The Google and Bing tools are free to use, but you must sign up and be approved for their respective advertising programs to use the keyword functions. Long Tail is a paid tool that starts at $25 per month, though you can sign up for a seven-day trial to see if it’s a good fit for your needs. The screenshots below show you the basics of Google Keyword Planner.
Using these tools will help you focus on the keyword phrases most likely to yield results. Ideally, you want SEO keyword phrases that have low competition and high monthly searches. This combination indicates that people are seeking information about a topic, and there’s not much of it out there. Experts say that keeping the monthly searches between 10 and 200 works best for blog posts. Any higher and there will be such a huge volume of search results that your own post is likely to get buried.
If you fold low-competition/high-search phrases into your content, it will float to the top of the list when Google and Bing receive requests. (Single words are often too broad, so concentrate on phrases.)
WHERE SHOULD KEYWORDS GO?
You might think that incorporating targeted keyword phrases into your blog content would be essential, and you wouldn’t be wrong: Those SEO-driving words needs to be sprinkled into your text. But they also need to fill several other search engine-friendly slots. The list below gives you the details, and this graphic highlights a few key placements.
The post URL: Wordpress, Blogger, Squarespace, and many other blogging platforms allow you to alter the URLs of your posts, so take advantage of that flexibility!
The post title: It’s essential that your post title include your target keyword phrase since titles are among the top elements examined by search engine algorithms.
The name of the featured or primary image for the page/post: When editing and saving your images, name them using your keyword phrase. Also add your keyword phrase to the “alt text” and “title” fields when you upload the image via Wordpress/Squarespace/Blogger.
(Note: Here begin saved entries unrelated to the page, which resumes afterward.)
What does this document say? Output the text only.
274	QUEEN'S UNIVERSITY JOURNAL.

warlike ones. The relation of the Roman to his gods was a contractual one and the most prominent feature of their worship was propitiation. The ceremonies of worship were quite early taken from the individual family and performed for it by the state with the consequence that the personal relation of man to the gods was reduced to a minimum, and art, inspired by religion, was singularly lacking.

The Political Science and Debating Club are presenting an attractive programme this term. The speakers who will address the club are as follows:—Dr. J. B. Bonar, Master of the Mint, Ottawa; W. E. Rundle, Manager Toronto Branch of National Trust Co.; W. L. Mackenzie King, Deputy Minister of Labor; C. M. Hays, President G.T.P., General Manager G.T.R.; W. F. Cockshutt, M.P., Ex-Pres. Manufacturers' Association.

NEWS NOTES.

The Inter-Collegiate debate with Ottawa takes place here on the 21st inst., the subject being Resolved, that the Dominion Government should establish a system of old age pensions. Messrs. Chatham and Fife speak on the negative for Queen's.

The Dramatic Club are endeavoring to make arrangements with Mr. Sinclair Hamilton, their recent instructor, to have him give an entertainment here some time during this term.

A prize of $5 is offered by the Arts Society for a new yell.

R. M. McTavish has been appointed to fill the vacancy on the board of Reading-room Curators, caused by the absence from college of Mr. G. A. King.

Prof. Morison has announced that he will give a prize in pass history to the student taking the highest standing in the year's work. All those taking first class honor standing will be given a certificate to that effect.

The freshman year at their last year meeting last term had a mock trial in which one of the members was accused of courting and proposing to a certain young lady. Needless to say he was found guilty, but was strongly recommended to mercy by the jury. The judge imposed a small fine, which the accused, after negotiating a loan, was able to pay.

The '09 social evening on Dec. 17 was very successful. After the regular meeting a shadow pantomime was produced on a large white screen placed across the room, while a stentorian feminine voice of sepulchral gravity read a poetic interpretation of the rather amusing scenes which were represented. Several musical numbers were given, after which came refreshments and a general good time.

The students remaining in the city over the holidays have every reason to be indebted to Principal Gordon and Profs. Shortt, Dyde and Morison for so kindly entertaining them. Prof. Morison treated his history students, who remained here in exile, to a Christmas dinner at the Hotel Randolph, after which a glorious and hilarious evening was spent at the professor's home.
See the labelled screenshot (below) for instructions on where to find these fields in Wordpress.
Any relevant internal links: Linking to other posts on your blog helps keep readers circulating through your content. When you do this, be sure to link related keyword phrases instead of directives like “click here.”
The first paragraph of text in the post and/or the first subheading: You don’t want to hammer on this phrase too much, but working it into the first few lines of body copy is vital to your SEO efforts.
The names of any additional images
The final paragraph of text
Yep, that’s a pretty long list! It may feel awkward to slide your keyword phrases into all seven spots when you’re just starting to implement SEO best practices, but the process will begin to feel more natural over time.
WHAT ABOUT MY OLDER POSTS?
Say you’ve been blogging for a couple of years and are only jumping on the SEO bandwagon now. Is it worth your time to go back and optimize your blog archive? This might not be what you want to hear, but yes, it absolutely is.
Optimizing and keywording posts may seem like a savvy-but-optional series of tasks, but if you want to position yourself as a subject matter expert, it’s actually mandatory. The more blog posts you have that have been SEO’ed, the better your chances of getting your content seen by eager readers. And the more readers you have, the higher you are naturally ranked by search engines. It’s a system that self-perpetuates.
If you don’t have the time to revise image names and subtitles for hundreds of old posts, consider hiring a virtual assistant who specializes in SEO. Have this person concentrate on your top-ranked posts if you can’t afford to tune up the entire archive. For a couple hundred dollars, you could start bringing in double or triple your current blog traffic.
Don’t worry if this is all news to you. Now is a good time to start utilizing SEO strategy! Ease yourself into the habit of planting those keyword phrases, start chipping away at your archive, and you’ll see rewarding results in your traffic numbers in no time.